The order said the doctrine of mutuality must apply to a contributor investing into a fund as the two cannot be dissected as two different entities. Since there cannot be any service to self, service tax cannot apply to the VCF. “The CESTAT ruling had caused quite a stir and while fund houses were not paying taxes upfront, they had become cautious and were preparing for an adverse impact. This ruling brings much needed respite, although a more detailed order on the issue would have helped,” said Ashish Sodhani, Partner, Parakram Legal.

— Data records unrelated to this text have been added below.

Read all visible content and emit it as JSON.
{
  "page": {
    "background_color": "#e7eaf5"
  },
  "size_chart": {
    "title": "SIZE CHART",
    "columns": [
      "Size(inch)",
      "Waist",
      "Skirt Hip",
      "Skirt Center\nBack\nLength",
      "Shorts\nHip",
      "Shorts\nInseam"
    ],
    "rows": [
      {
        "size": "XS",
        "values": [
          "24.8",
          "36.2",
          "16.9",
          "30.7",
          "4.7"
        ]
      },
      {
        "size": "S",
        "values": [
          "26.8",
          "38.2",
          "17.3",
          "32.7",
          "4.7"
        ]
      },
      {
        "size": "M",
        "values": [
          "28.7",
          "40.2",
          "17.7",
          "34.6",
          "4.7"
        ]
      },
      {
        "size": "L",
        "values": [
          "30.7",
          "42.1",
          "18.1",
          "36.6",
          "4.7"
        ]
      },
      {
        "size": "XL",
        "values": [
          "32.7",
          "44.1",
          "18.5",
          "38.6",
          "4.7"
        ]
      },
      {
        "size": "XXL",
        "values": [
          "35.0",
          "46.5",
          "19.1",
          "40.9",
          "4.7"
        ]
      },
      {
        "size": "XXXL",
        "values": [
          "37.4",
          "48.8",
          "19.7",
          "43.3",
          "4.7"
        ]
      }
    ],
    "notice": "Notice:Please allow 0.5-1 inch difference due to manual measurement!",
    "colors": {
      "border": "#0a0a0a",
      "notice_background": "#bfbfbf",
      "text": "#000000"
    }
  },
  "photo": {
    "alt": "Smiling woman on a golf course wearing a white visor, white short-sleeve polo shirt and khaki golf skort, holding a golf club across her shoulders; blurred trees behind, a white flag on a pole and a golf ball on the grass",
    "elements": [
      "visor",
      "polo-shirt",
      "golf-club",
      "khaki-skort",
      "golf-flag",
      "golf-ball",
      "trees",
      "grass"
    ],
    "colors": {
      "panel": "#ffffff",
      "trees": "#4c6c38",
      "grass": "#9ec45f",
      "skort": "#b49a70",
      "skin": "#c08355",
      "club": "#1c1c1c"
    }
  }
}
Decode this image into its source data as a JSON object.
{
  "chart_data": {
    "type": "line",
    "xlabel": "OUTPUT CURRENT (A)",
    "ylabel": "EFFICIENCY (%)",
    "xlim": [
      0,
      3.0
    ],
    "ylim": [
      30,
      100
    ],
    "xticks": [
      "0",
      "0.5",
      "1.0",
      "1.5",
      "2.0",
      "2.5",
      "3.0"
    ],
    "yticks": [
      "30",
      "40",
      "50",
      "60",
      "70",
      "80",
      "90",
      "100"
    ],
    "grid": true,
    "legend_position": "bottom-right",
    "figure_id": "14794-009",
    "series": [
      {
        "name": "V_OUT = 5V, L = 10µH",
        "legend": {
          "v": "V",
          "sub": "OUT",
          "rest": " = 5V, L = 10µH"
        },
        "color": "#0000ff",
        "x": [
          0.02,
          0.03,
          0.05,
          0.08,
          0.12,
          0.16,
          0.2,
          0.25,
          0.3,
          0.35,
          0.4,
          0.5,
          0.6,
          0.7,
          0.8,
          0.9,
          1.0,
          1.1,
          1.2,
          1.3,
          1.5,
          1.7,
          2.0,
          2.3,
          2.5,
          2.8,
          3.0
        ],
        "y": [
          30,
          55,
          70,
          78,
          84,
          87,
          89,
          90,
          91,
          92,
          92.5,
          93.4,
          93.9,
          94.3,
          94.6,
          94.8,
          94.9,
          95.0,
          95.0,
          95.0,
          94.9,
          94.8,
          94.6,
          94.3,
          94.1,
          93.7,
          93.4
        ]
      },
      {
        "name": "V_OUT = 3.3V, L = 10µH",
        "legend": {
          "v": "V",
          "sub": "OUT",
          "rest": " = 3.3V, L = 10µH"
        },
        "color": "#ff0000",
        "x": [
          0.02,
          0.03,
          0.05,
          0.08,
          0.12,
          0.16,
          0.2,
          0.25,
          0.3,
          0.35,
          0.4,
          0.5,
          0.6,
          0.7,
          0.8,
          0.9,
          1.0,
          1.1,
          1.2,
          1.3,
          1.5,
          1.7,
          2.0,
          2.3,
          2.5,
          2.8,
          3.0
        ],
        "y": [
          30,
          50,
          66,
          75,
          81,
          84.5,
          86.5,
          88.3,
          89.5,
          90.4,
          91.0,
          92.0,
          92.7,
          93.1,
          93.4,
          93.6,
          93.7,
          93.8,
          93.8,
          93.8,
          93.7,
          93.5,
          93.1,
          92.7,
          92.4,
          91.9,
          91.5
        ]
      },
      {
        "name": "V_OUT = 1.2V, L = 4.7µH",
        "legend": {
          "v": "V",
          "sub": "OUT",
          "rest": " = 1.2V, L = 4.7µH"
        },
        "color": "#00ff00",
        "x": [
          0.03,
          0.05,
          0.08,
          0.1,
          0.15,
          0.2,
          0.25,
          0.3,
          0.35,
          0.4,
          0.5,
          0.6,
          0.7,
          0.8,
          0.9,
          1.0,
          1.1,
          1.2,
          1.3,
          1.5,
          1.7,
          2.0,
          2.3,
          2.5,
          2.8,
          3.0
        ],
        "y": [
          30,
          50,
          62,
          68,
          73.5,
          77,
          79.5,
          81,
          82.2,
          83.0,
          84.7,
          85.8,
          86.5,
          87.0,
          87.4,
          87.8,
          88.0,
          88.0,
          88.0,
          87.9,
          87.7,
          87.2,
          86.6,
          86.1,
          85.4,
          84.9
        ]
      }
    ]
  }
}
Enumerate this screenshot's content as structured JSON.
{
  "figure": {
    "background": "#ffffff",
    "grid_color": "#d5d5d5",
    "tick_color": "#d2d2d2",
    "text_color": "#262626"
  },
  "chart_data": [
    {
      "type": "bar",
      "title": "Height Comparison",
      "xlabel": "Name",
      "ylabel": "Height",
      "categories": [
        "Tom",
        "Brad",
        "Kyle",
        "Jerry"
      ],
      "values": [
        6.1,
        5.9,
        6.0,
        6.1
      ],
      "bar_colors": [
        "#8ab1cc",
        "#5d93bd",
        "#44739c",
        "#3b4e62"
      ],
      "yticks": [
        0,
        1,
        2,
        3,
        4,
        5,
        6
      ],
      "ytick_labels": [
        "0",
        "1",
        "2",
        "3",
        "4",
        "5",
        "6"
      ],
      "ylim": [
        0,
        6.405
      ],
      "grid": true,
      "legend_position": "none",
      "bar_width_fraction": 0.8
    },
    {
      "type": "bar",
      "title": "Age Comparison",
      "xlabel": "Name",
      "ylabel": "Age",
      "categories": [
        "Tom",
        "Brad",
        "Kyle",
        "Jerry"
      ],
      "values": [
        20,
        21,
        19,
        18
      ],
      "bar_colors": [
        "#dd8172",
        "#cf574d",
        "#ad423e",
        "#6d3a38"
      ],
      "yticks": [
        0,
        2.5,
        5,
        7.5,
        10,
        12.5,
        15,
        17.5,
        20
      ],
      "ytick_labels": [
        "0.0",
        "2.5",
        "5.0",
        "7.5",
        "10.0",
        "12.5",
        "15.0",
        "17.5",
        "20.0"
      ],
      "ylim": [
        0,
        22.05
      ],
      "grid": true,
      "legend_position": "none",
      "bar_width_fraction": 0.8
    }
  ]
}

Yashesh Ashar, Partner at Illume Advisory believes that any GST levied by such funds in future would have been passed on to the contributors as costs. Accordingly, various funds which were in an exit mode had started mulling different structures for creating reserves at the time of exit and informing the same to the investors. This position of the fund managers may be re-evaluated post the HC decision depending on the language adopted in the fund documents, he said.

Commercial arrangement

“The HC has acknowledged the commercial arrangement between the contributors and the investment manager. The trust is distributing the money as per the distribution waterfall mechanism agreed between the parties and this does not violate the principle of mutuality,” Ashar said.

The characterisation of the carried interest in the hands of the fund manager, however, was not discussed by the court. “The order has not settled the issue of levying GST on ‘carried interest’ or performance fees. That matter is still being examined by the tribunal and remains subjudice,” said Shah.

The tax authorities may choose to appeal against the order in the Supreme Court.